When you try to filter runs by aspect_ratio, older runs will lack this parameter, making consistent analysis difficult.

Using the Update Method

The update method solves this problem by allowing you to add missing configuration parameters to runs without altering existing values:

from hydraflow import Run

# Load a mix of old and new runs
runs = Run.load(["old_run_dir", "new_run_dir"])

# Add aspect_ratio to runs that don't have it
for run in runs:
    run.update("aspect_ratio", 1.0)  # Add default value if missing

# You can also use nested parameters with dot notation
run.update("model.aspect_ratio", 1.0)

# Or use double underscore notation for nested parameters
run.update("model__aspect_ratio", 1.0)  # Equivalent to "model.aspect_ratio"

# Now you can filter by aspect_ratio
square_runs = runs.filter(aspect_ratio=1.0)

The update method only adds values if the key doesn't already exist. For runs that already have an aspect_ratio parameter, the original value is preserved.

The double underscore notation (__) is automatically converted to dot notation (.) internally, making it particularly useful for working with nested configurations.

Batch Updates with RunCollection

To simplify updating multiple runs, you can use the RunCollection.update method:

# Update all runs at once
runs.update("aspect_ratio", 1.0)

# Now all runs have the aspect_ratio parameter

Dynamic Updates with Callables

You can provide a callable function instead of a fixed value to compute parameters dynamically:

# Calculate aspect_ratio from width and height
def calculate_aspect_ratio(run: Run) -> float:
    width = run.get("width", 0)  # Use default value if key doesn't exist
    height = run.get("height", 0)
    if height == 0:
        return 1.0
    return width / height

# Update with calculated values
runs.update("aspect_ratio", calculate_aspect_ratio)

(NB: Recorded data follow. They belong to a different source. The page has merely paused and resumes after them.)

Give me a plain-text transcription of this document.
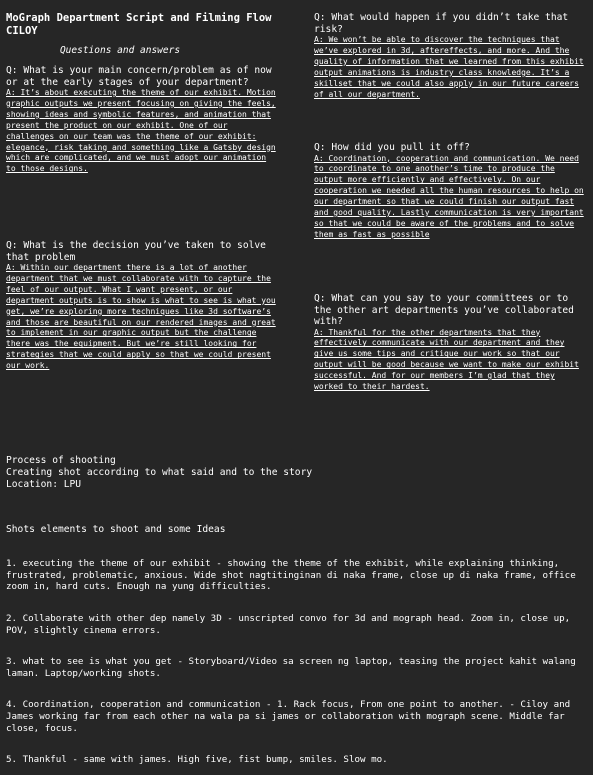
MoGraph Department Script and Filming Flow CILOY
Questions and answers
Q: What is your main concern/problem as of now or at the early stages of your department?
A: It’s about executing the theme of our exhibit. Motion graphic outputs we present focusing on giving the feels, showing ideas and symbolic features, and animation that present the product on our exhibit. One of our challenges on our team was the theme of our exhibit: elegance, risk taking and something like a Gatsby design which are complicated, and we must adopt our animation to those designs.
Q: What is the decision you’ve taken to solve that problem
A: Within our department there is a lot of another department that we must collaborate with to capture the feel of our output. What I want present, or our department outputs is to show is what to see is what you get, we’re exploring more techniques like 3d software’s and those are beautiful on our rendered images and great to implement in our graphic output but the challenge there was the equipment. But we’re still looking for strategies that we could apply so that we could present our work.
Q: What would happen if you didn’t take that risk?
A: We won’t be able to discover the techniques that we’ve explored in 3d, aftereffects, and more. And the quality of information that we learned from this exhibit output animations is industry class knowledge. It’s a skillset that we could also apply in our future careers of all our department.
Q: How did you pull it off?
A: Coordination, cooperation and communication. We need to coordinate to one another’s time to produce the output more efficiently and effectively. On our cooperation we needed all the human resources to help on our department so that we could finish our output fast and good quality. Lastly communication is very important so that we could be aware of the problems and to solve them as fast as possible
Q: What can you say to your committees or to the other art departments you’ve collaborated with?
A: Thankful for the other departments that they effectively communicate with our department and they give us some tips and critique our work so that our output will be good because we want to make our exhibit successful. And for our members I’m glad that they worked to their hardest.
Process of shooting
Creating shot according to what said and to the story
Location: LPU
Shots elements to shoot and some Ideas
1. executing the theme of our exhibit - showing the theme of the exhibit, while explaining thinking, frustrated, problematic, anxious. Wide shot nagtitinginan di naka frame, close up di naka frame, office zoom in, hard cuts. Enough na yung difficulties.
2. Collaborate with other dep namely 3D - unscripted convo for 3d and mograph head. Zoom in, close up, POV, slightly cinema errors.
3. what to see is what you get - Storyboard/Video sa screen ng laptop, teasing the project kahit walang laman. Laptop/working shots.
4. Coordination, cooperation and communication - 1. Rack focus, From one point to another. - Ciloy and James working far from each other na wala pa si james or collaboration with mograph scene. Middle far close, focus.
5. Thankful - same with james. High five, fist bump, smiles. Slow mo.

# Combine with callable defaults for more sophisticated logic
runs.update("normalized_lr", lambda run: run.get(
    "learning_rate",
    default=lambda r: r.get("base_lr", 0.01) * r.get("lr_multiplier", 1.0)
) / 10)

The combination of dynamic updates with callable defaults in get provides a powerful mechanism for handling complex configuration scenarios and parameter dependencies. This approach allows you to:

First look for existing values with custom fallback logic using get with callable defaults
Then compute new parameters based on those values with update
Finally ensure all runs have consistent parameters for analysis

Updating Multiple Parameters

You can update multiple related parameters at once by using a tuple of keys:

# Update both width and height parameters
runs.update(
    ("width", "height"),
    (640, 480)
)

# Update with calculated values
def calculate_dimensions(run: Run) -> tuple[int, int]:
    base_size = run.get("base_size", 256)  # Default value if key doesn't exist
    return (base_size, base_size)

runs.update(("width", "height"), calculate_dimensions)

Forcing Updates

By default, update won't modify existing values. To override this behavior, use the force parameter:

# Force update even if the parameter already exists
runs.update("aspect_ratio", 1.0, force=True)

Best Practices

Add Documentation: Comment your code to explain why updates are needed, especially for future reference.
Use Consistent Defaults: When adding missing parameters, use sensible defaults that reflect the implicit values of older runs.
Consider Dynamic Updates: When possible, compute missing values from existing parameters to maintain consistency.
Update Early: Apply updates early in your analysis pipeline, before filtering or grouping.

Summary

The update method enables you to work with runs that have evolving configuration schemas. By adding missing parameters, you can treat old and new runs uniformly, enabling consistent analysis across your project's lifetime. This approach provides a form of "duck typing" for run configurations, allowing you to analyze runs based on their functional properties rather than their exact structure.